While the duo has been boasting of the envious scale, the growth appears far from translating into operational revenue. At least, not for the Tencent-backed Gaana that witnessed a 27.5% decline in its revenues during FY19.
According to filings with the Ministry of Corporate Affairs, it posted revenue of Rs 121.22 crore in the last fiscal as compared to Rs 167.35 crore in FY18.
Notably company’s last year revenues were inflated after the company wrote back expenses worth Rs 61.31 crore payable to its holding entity.
As a result, the company’s losses also increased to a whopping 4.2X from Rs 46.04 crore in FY18 to Rs 193.17 crore in FY19.
Importantly, the operating revenue of the company dropped by 22.48% in FY19 to Rs 78.34 crore from Rs 101.06 during last year.

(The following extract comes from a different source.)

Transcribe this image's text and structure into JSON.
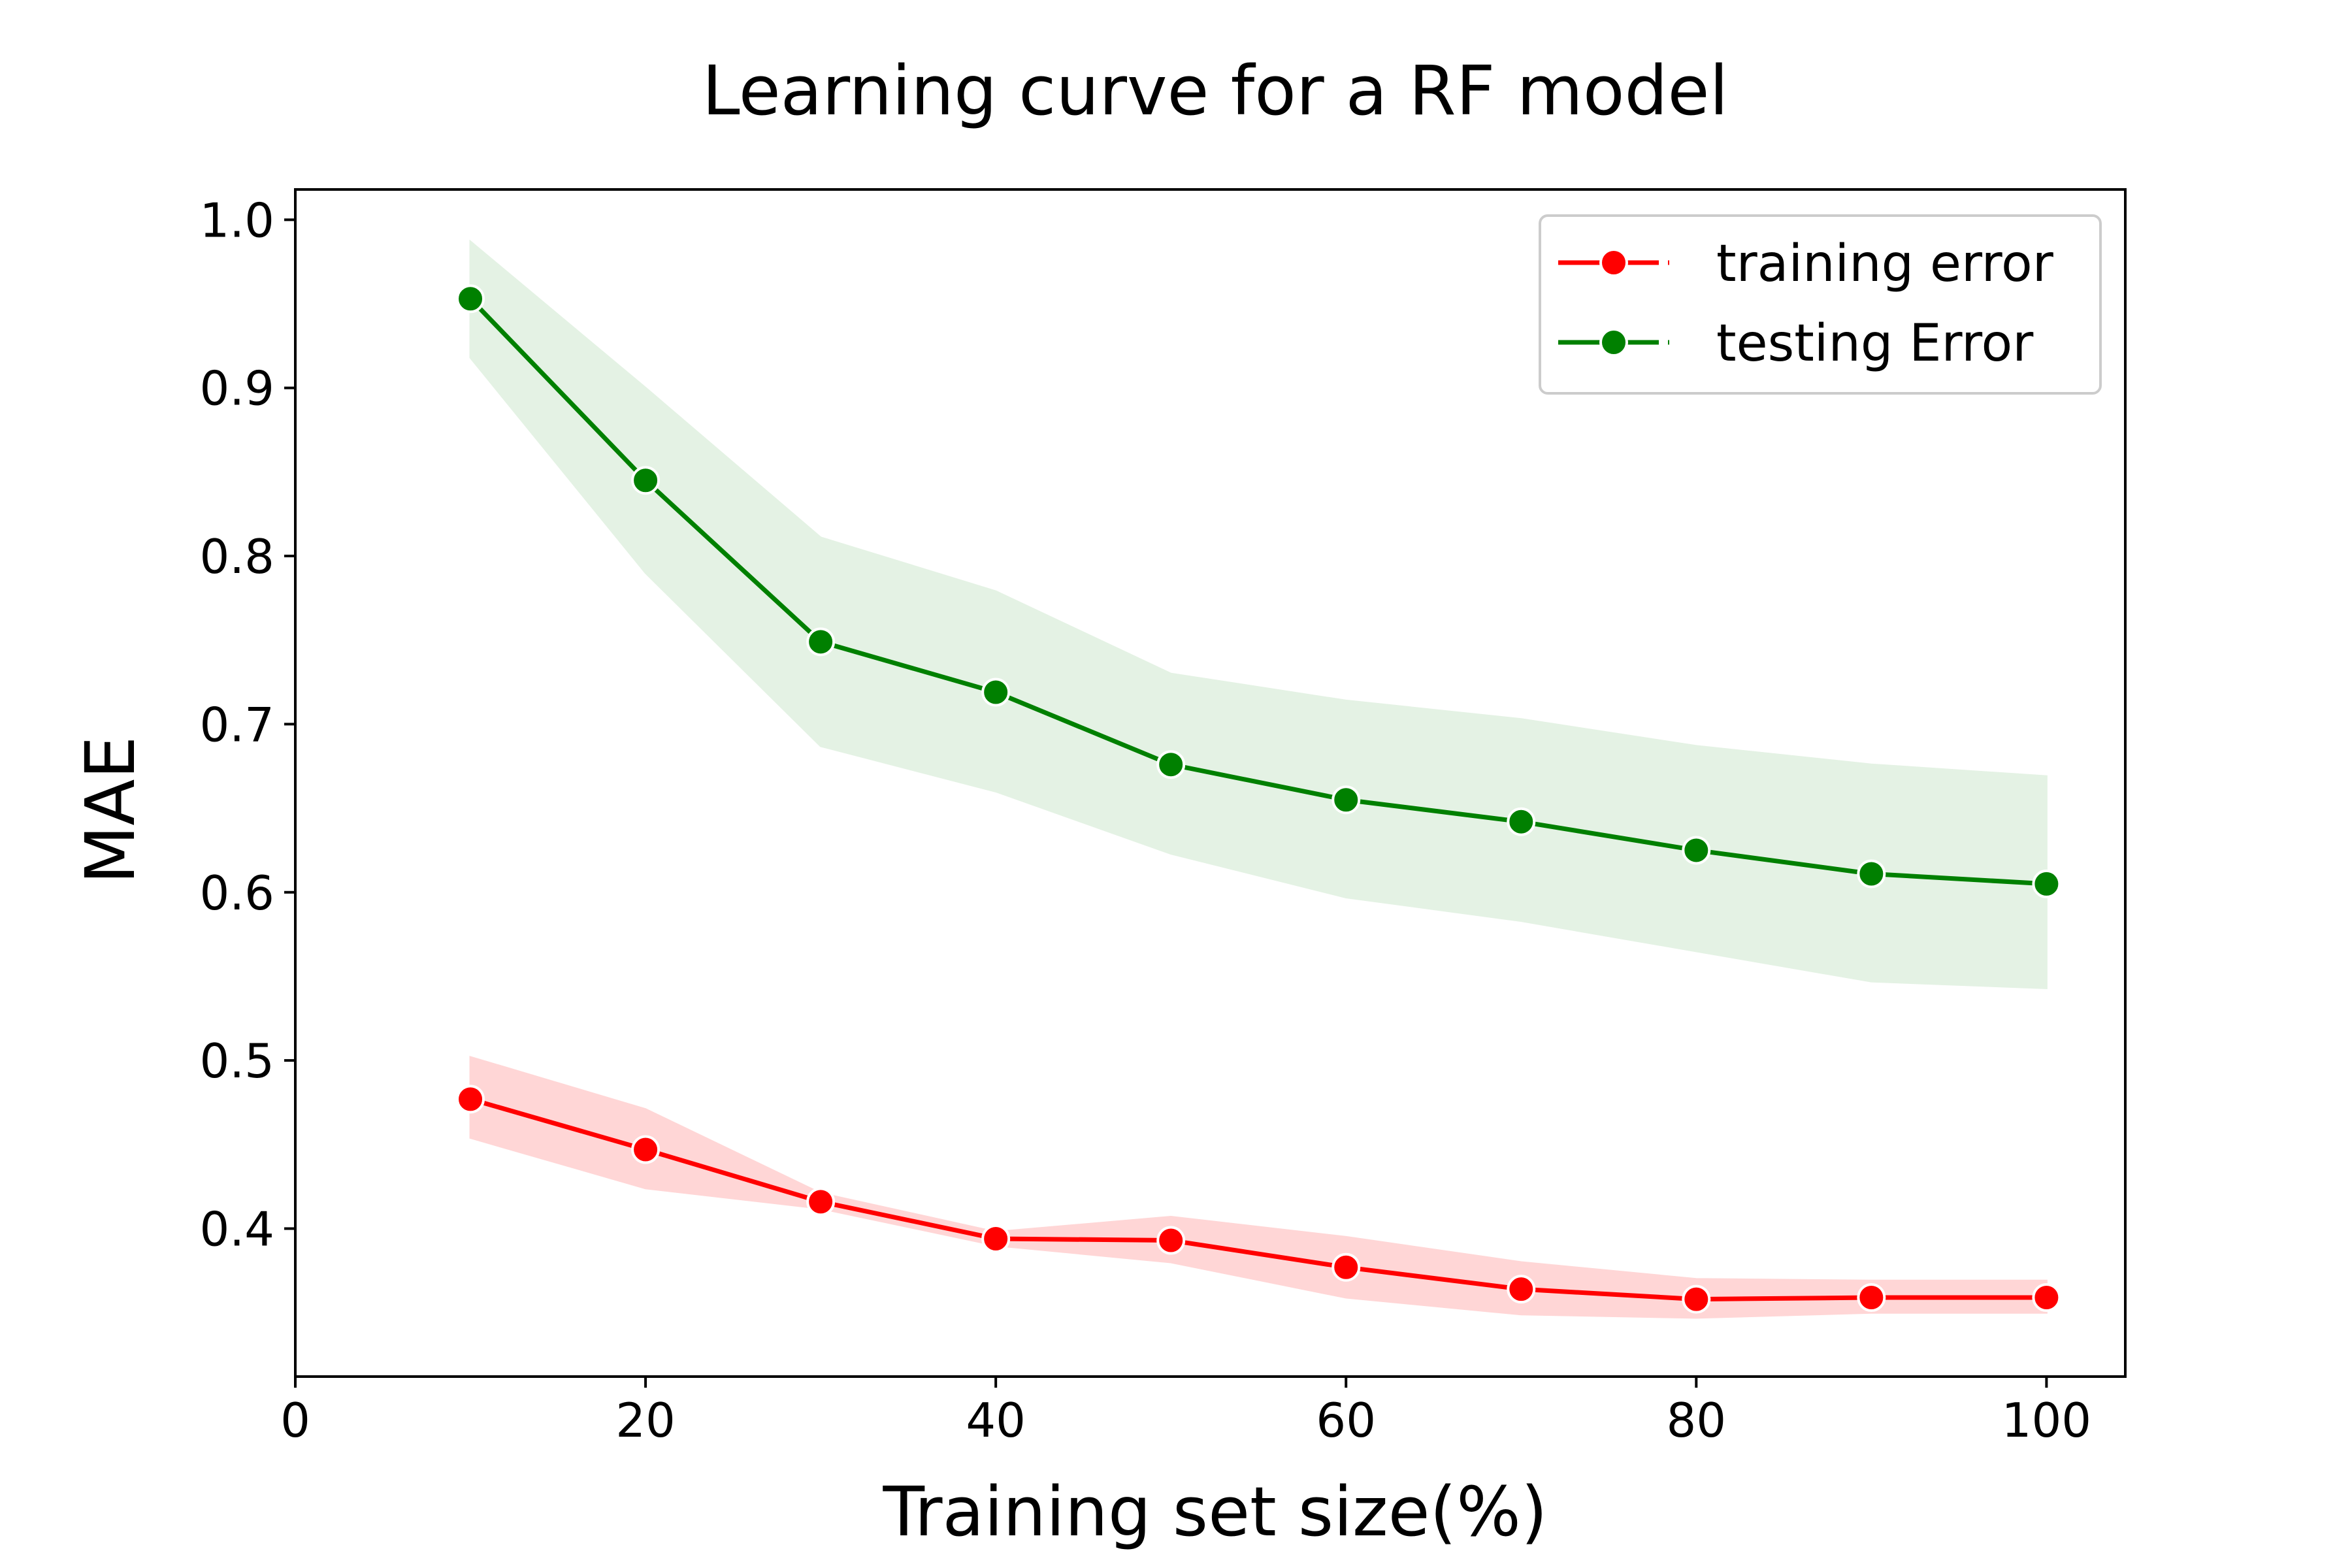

About Rs 41 crore topline has come from the interest on fixed deposits and gain from the sale of current investments including mutual funds.
The total expenses of the firm rose in the tune of 45.8% to Rs 314.39 crore during the 12 months period ending March 2019 as compared with last fiscal year. The procurement of services was the biggest individual cost factor for the company in FY19, totalling Rs 126.41 crore, followed by advertisement & promotion at Rs 108.46 crore.
In FY18, Gaana had spent Rs 66 crore and Rs 56.08 crore on service procurement and promotions respectively.
Prominently, paid subscriptions have contributed 33.52% of total revenues while the rest came from online advertising. The company has made Rs 26.02 crore from the subscription. It’s a jump of about 2.4X in the revenue generated by subscriptions in FY19 in contrast to the previous financial year. During FY18, it earned about Rs 10.83 crore from paid membership.
Generating close to one-third of its revenue from subscription is a good sign for Gaana and other subscription-based audio, video or hybrid streaming platforms. The 140% hike in revenue from paid membership in a year strengthens the belief that subscription is the way forward in online entertainment space in India.
Gaana’s financial performance in FY19 doesn’t appear impressive at all since its revenue shrunk by almost one-fourth and losses shot up by over 300%. But it’s worth noting that the company operates in an over-crowded space and prioritising growth over unit economics, so the high burn is not surprising.
We will keep an eye on annual financial reports of other music streaming apps in FY19 to analyse the online music industry holistically. Meanwhile, what you think about Gaana’s financial health in the last fiscal?